I think one of the hardest decisions I had to take was when he was no longer safe to live on his own and needed to go into residential care at the Farmhouse. With hindsight it was one of the best decisions we made as we got our Grandad back as we no longer had to worry about had he got everything he needed and could just sit and talk to him and pull his leg. He used to say he was an old nuisance, I’d say yes you’re old but you’re never a nuisance.
The Farmhouse has been his home for the last 4 years and they helped to make them 4 good years for him and us.

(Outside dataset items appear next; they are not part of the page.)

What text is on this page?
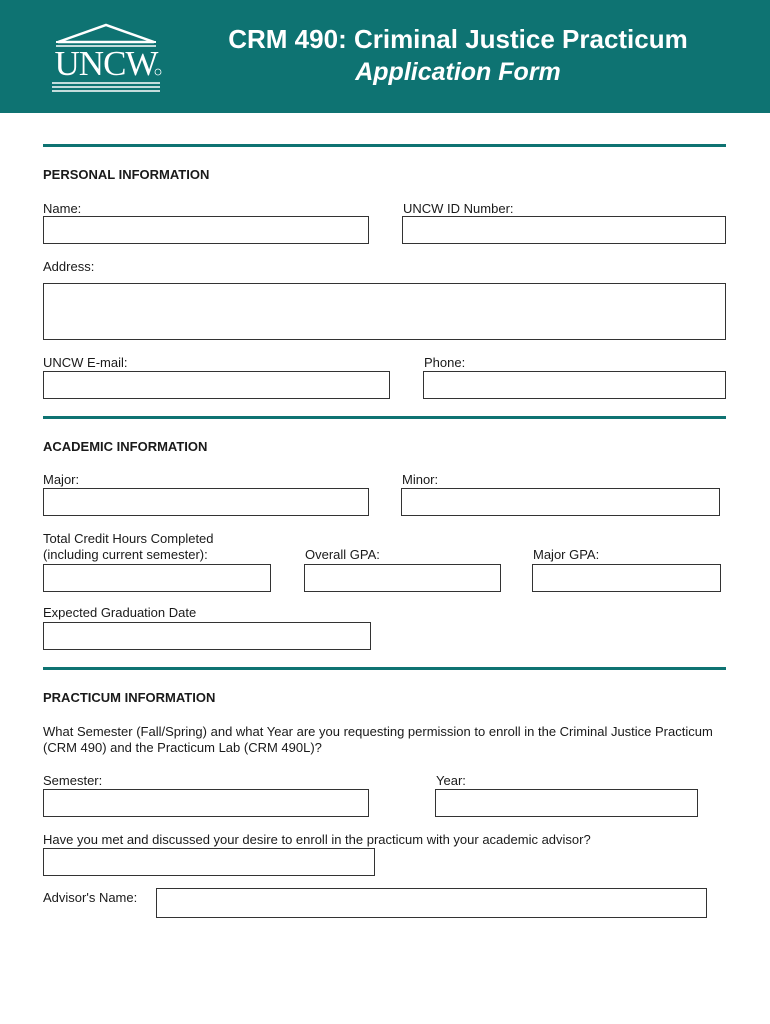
UNCW
CRM 490: Criminal Justice Practicum
Application Form
PERSONAL INFORMATION
Name:	UNCW ID Number:
Address:
UNCW E-mail:	Phone:
ACADEMIC INFORMATION
Major:	Minor:
Total Credit Hours Completed
(including current semester):	Overall GPA:	Major GPA:
Expected Graduation Date
PRACTICUM INFORMATION
What Semester (Fall/Spring) and what Year are you requesting permission to enroll in the Criminal Justice Practicum
(CRM 490) and the Practicum Lab (CRM 490L)?
Semester:	Year:
Have you met and discussed your desire to enroll in the practicum with your academic advisor?
Advisor's Name:
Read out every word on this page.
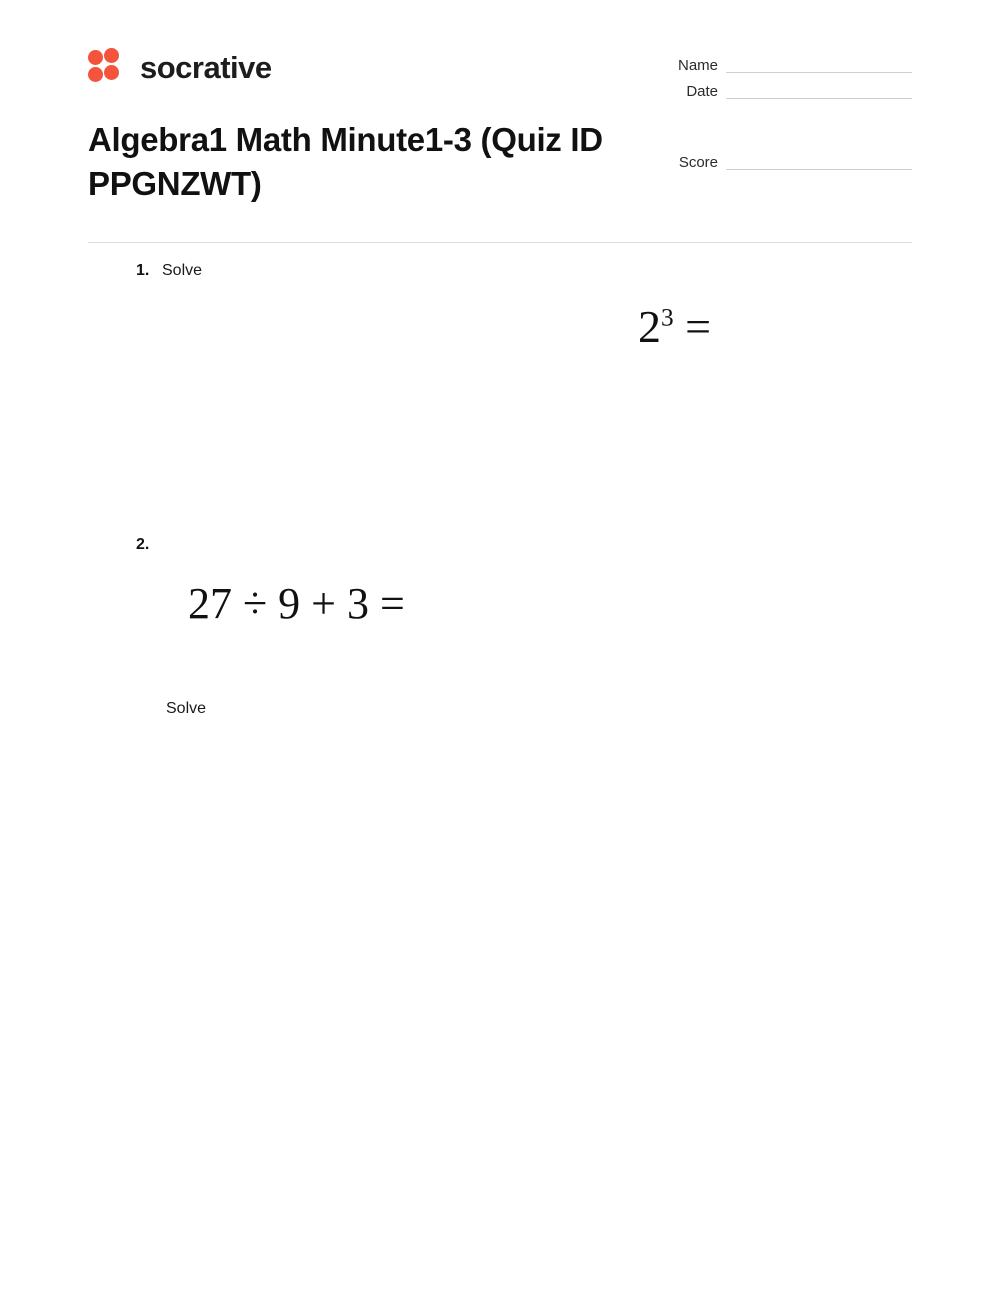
socrative	Name
Date
Score
Algebra1 Math Minute1-3 (Quiz ID PPGNZWT)
1. Solve
$2^3$ =
2.
27 ÷ 9 + 3 =
Solve
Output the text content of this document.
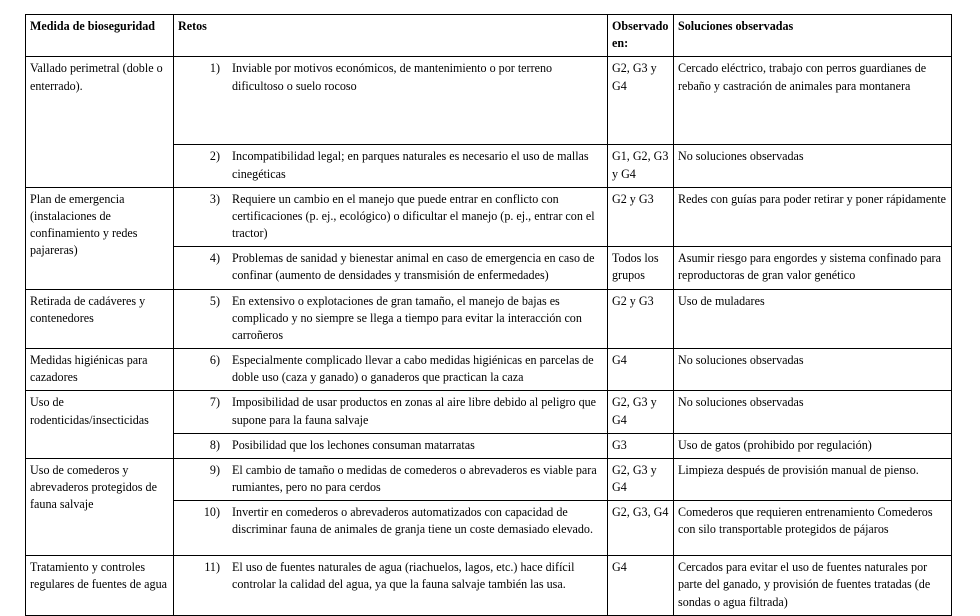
Medida de bioseguridad	Retos	Observado en:	Soluciones observadas
Vallado perimetral (doble o enterrado).	1) Inviable por motivos económicos, de mantenimiento o por terreno dificultoso o suelo rocoso	G2, G3 y G4	Cercado eléctrico, trabajo con perros guardianes de rebaño y castración de animales para montanera

	2) Incompatibilidad legal; en parques naturales es necesario el uso de mallas cinegéticas	G1, G2, G3 y G4	No soluciones observadas
Plan de emergencia (instalaciones de confinamiento y redes pajareras)	3) Requiere un cambio en el manejo que puede entrar en conflicto con certificaciones (p. ej., ecológico) o dificultar el manejo (p. ej., entrar con el tractor)	G2 y G3	Redes con guías para poder retirar y poner rápidamente

	4) Problemas de sanidad y bienestar animal en caso de emergencia en caso de confinar (aumento de densidades y transmisión de enfermedades)	Todos los grupos	Asumir riesgo para engordes y sistema confinado para reproductoras de gran valor genético
Retirada de cadáveres y contenedores	5) En extensivo o explotaciones de gran tamaño, el manejo de bajas es complicado y no siempre se llega a tiempo para evitar la interacción con carroñeros	G2 y G3	Uso de muladares
Medidas higiénicas para cazadores	6) Especialmente complicado llevar a cabo medidas higiénicas en parcelas de doble uso (caza y ganado) o ganaderos que practican la caza	G4	No soluciones observadas
Uso de rodenticidas/insecticidas	7) Imposibilidad de usar productos en zonas al aire libre debido al peligro que supone para la fauna salvaje	G2, G3 y G4	No soluciones observadas

	8) Posibilidad que los lechones consuman matarratas	G3	Uso de gatos (prohibido por regulación)
Uso de comederos y abrevaderos protegidos de fauna salvaje	9) El cambio de tamaño o medidas de comederos o abrevaderos es viable para rumiantes, pero no para cerdos	G2, G3 y G4	Limpieza después de provisión manual de pienso.

	10) Invertir en comederos o abrevaderos automatizados con capacidad de discriminar fauna de animales de granja tiene un coste demasiado elevado.	G2, G3, G4	Comederos que requieren entrenamiento Comederos con silo transportable protegidos de pájaros
Tratamiento y controles regulares de fuentes de agua	11) El uso de fuentes naturales de agua (riachuelos, lagos, etc.) hace difícil controlar la calidad del agua, ya que la fauna salvaje también las usa.	G4	Cercados para evitar el uso de fuentes naturales por parte del ganado, y provisión de fuentes tratadas (de sondas o agua filtrada)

They agreed to nurse him there to the end, and I know Janeen and I are very grateful for that as it meant we could sit with him in private until he had passed away.
People have been sharing their memories of Grandad in the last week or so, Aunty Sheila said he was the only real Uncle I ever had and I have fond memories of the times Edna and I used to stay at Granny Porchers in the summer holidays and visit and stay with Uncle Albert and Aunty May.
Aunty Vera told me about remembering Nana and Grandad going off on their tandem to Blackpool.
Sandra made me smile when she said her Nan would be telling Grandad off when he got up there as he’d not only lived longer than she managed, but he’d kept her waiting too long! That’s after nana has had her say on the matter first of course!
I think I’ve rambled on enough now, suffice to say, I feel very lucky to have had my grandad in my life for so long and feel very proud to be able to say Albert was my grandad and love the thought that he is waltzing off to the love of his life, May, to be reunited as they should be.